The recent consoles – with the exception of Switch – have proved to be much more resistant to procedures capable of allowing the execution of unsigned code – such as homebrews and emulators, but no computer platform is without flaws, not even the brand new PlayStation 5.
Before talking about the modding of Sony’s latest generation platform, it is good to take a step back, since the news in this sense comes directly from the PS4 scene and from the new exploit recently discovered, capable of affecting all PS4s updated up to 9.00 firmware released mid-September.
The system used to breach the PS4 protections exploits a bug in the WebKit implementation used by the console, giving the green light to the possibility of accessing a PS4 kernel exploit. This allows for the installation of a homebrew enabler – and therefore being able to run programs installed on a USB stick – simply by visiting a particular website designed to exploit the WebKit flaw. Here is the exploit in action.
9.👀 (awesome work by chendochap & @Znullptr) pic.twitter.com/ME12bLyu3C
— Specter (@SpecterDev) December 13, 2021
The flaw that has been corrected in the latest version of the PS4 operating system – 9.03 -, and that it was possible to exploit thanks to the analysis of the differences between the two WebKit implementations, which allowed the community to realize the exploit in question. At the beginning of the article, we also mentioned PS5 as it seems that the new console also suffers from the same vulnerability ( at this point for a little while longer ).

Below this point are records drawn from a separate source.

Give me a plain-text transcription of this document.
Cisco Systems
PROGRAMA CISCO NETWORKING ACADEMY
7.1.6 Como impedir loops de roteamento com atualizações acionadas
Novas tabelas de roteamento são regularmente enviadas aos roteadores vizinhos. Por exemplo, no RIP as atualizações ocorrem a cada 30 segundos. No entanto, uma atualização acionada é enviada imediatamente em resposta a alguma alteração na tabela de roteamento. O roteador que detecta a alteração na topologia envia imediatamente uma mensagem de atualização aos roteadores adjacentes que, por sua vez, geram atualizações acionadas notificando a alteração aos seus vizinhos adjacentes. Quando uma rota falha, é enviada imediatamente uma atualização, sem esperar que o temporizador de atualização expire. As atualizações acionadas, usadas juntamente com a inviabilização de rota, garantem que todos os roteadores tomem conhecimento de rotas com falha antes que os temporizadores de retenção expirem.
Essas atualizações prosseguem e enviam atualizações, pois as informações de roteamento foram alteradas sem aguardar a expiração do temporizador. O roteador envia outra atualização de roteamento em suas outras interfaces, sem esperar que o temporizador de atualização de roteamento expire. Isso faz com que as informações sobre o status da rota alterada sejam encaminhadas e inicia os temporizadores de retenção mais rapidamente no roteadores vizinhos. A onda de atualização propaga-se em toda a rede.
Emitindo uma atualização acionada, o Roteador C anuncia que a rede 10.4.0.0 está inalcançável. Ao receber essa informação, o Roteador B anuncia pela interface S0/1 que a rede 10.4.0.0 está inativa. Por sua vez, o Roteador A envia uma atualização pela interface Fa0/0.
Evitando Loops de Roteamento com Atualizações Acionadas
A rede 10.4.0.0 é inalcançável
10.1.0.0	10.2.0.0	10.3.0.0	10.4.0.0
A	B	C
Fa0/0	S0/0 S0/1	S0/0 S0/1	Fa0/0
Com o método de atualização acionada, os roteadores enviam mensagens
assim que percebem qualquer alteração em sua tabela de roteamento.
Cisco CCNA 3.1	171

Unlike on PS4, on PS5 there is no way to take advantage of the flaw, as the field of the team that worked on the exploit does not have a console to work on it. In addition to this, we remind you that Sony has removed direct access to the web browser, making it more difficult to use, even if it is not entirely impossible. In fact, there is the possibility of exploiting the messages sent via the PlayStation app in order to access a particular site, but – as we have already said – at the moment this is of little use, given that the exploit to be exploited is missing.